Или еще случай. Приходит на прием гимнаст Виктор Чукарин. Он еще до этого в Киеве разорвал длинную головку бицепса. Все тот же вопрос: что делать? Оперировать? Но на носу Олимпиада, не успеет восстановиться. Не оперировать? Сможет ли тогда вообще выступить? Понимаете, мы еще почти ничего не знали о специфике этой самой спортивной травмы. И решили рискнуть - отказались от операции, ограничившись курсом физиотерапии. На Олимпиаде Чукарин победил в многоборье, а через четыре года и в Мельбурне!
По итогам Игр Приоров делал доклад в Министерстве здравоохранения, где сказал, что спортивная травма для нас - терра инкогнита. Надо открывать специальное отделение в ЦИТО. И уже осенью 52-го наше отделение было открыто. Меня он пригласил там заведовать.
- Новое направление в медицине, новый коллектив - было сложно?
- Не то слово. Поначалу приходила домой и плакала: зачем, зачем я ушла из своей Яузской больницы? Ведь начинала там еще студенткой третьего курса, меня все знали, всю войну там оперировала.
- Когда началась война, вашему старшему сыну Николаю было всего полгода. С такими детьми тогда из Москвы эвакуировали...
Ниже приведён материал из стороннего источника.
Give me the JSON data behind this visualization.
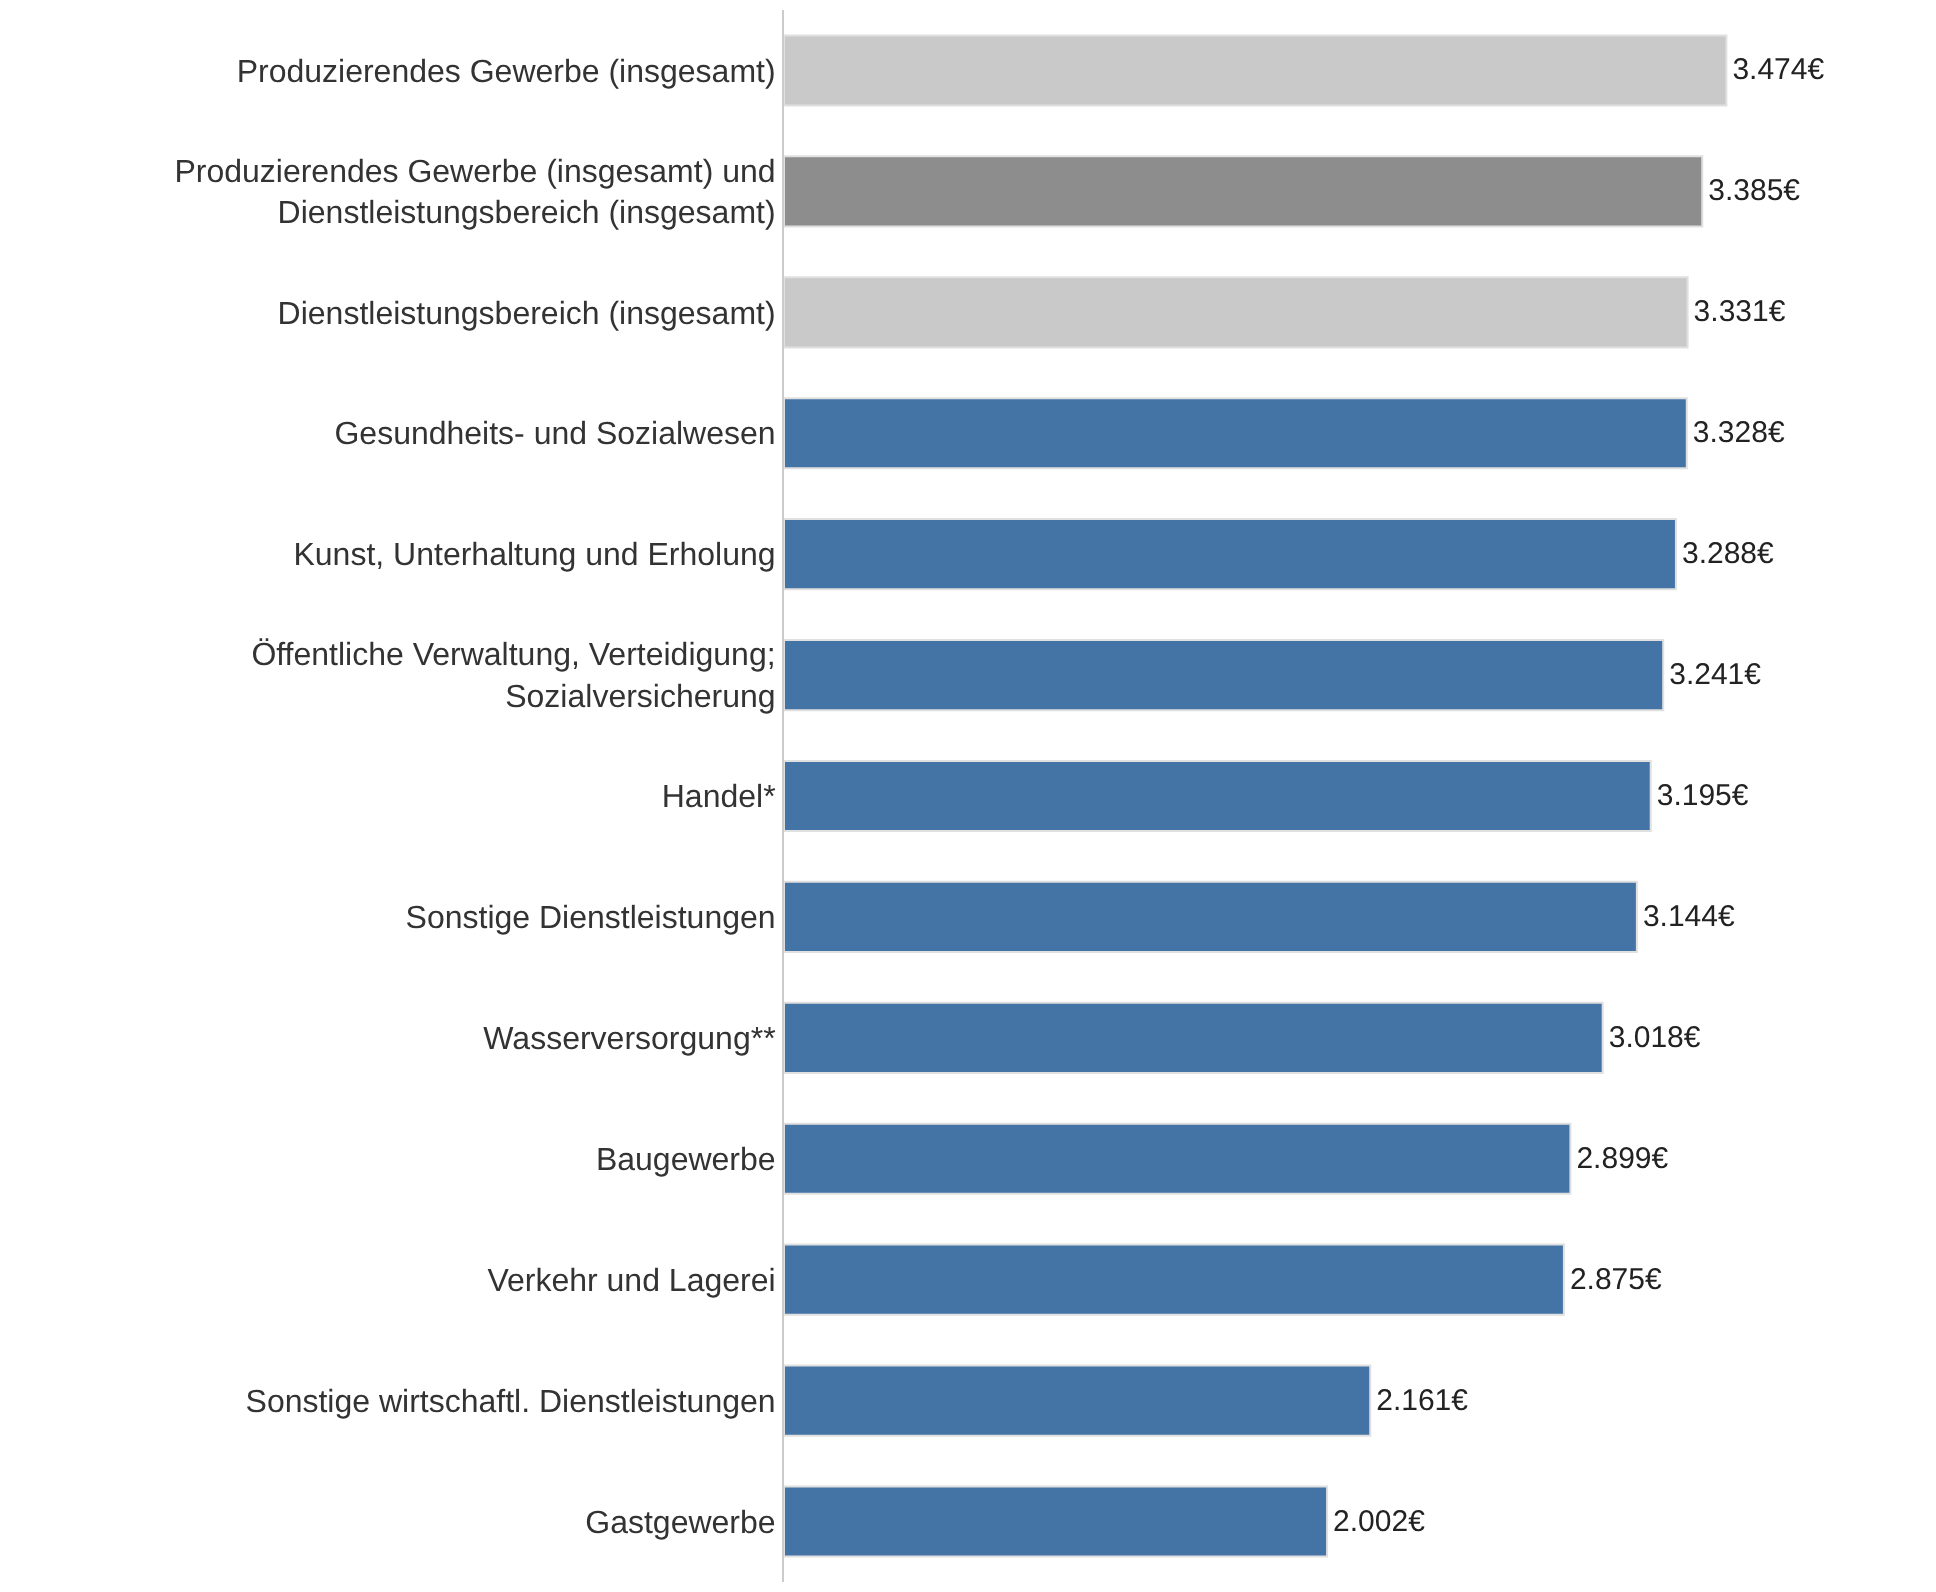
{
  "chart_data": {
    "type": "bar",
    "orientation": "horizontal",
    "categories": [
      "Produzierendes Gewerbe (insgesamt)",
      "Produzierendes Gewerbe (insgesamt) und Dienstleistungsbereich (insgesamt)",
      "Dienstleistungsbereich (insgesamt)",
      "Gesundheits- und Sozialwesen",
      "Kunst, Unterhaltung und Erholung",
      "Öffentliche Verwaltung, Verteidigung; Sozialversicherung",
      "Handel*",
      "Sonstige Dienstleistungen",
      "Wasserversorgung**",
      "Baugewerbe",
      "Verkehr und Lagerei",
      "Sonstige wirtschaftl. Dienstleistungen",
      "Gastgewerbe"
    ],
    "values": [
      3474,
      3385,
      3331,
      3328,
      3288,
      3241,
      3195,
      3144,
      3018,
      2899,
      2875,
      2161,
      2002
    ],
    "value_labels": [
      "3.474€",
      "3.385€",
      "3.331€",
      "3.328€",
      "3.288€",
      "3.241€",
      "3.195€",
      "3.144€",
      "3.018€",
      "2.899€",
      "2.875€",
      "2.161€",
      "2.002€"
    ],
    "colors": [
      "#c9c9c9",
      "#8d8d8d",
      "#c9c9c9",
      "#4474a6",
      "#4474a6",
      "#4474a6",
      "#4474a6",
      "#4474a6",
      "#4474a6",
      "#4474a6",
      "#4474a6",
      "#4474a6",
      "#4474a6"
    ],
    "tick_labels": "y"
  }
}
- Я от эвакуации отказалась: муж работал, свекрови за 80, куда я поеду? Даже расписалась на какой-то бумаге, подтвердив, что не хочу уезжать. И как врач стала военнообязанной. Решила пойти в свою Яузскую больницу, по-военному - эвакогоспиталь № 5004. Главврач меня знал, обрадовался, но и удивился: "Зоя, ты хочешь у нас работать? А как же ребенок?"
Первое время брала сына в госпиталь. Раненые его любили. Если случалась воздушная тревога, они спускались в подвал и забирали Кольку с собой. В шутку говорю теперь, что мой старший сын тоже участник войны. В эвакогоспитале № 5004 операции шли днем и ночью. Я попросилась в отделение, где лежали самые тяжелые больные - с переломом бедра и тазобедренного сустава.
НА СНЕГУРКАХ ЗА ТРАМВАЕМ
- Вы были выдающейся спортсменкой, заслуженным мастером спорта. Как пришло увлечение коньками? Тогда ведь никаких спортшкол не было.
- С раннего детства, помню, родители поощряли мою тягу к конькам. У меня были снегурки. Я их прикручивала веревками к валенкам, и - на улицу. Жили на Бауманской, там трамвай ходил. Мы цеплялись за него крюками из проволоки и ехали. Забавлялись так, пока родители были на работе. Увидели бы - досталось бы будь здоров.
- На настоящий стадион как попали?
- В то время на всех стадионах зимой заливали катки. Возле нас был стадион "Строитель". Прямо из школы бежала туда. Одержима была коньками.
- Беговые коньки в то время, наверное, были проблемой?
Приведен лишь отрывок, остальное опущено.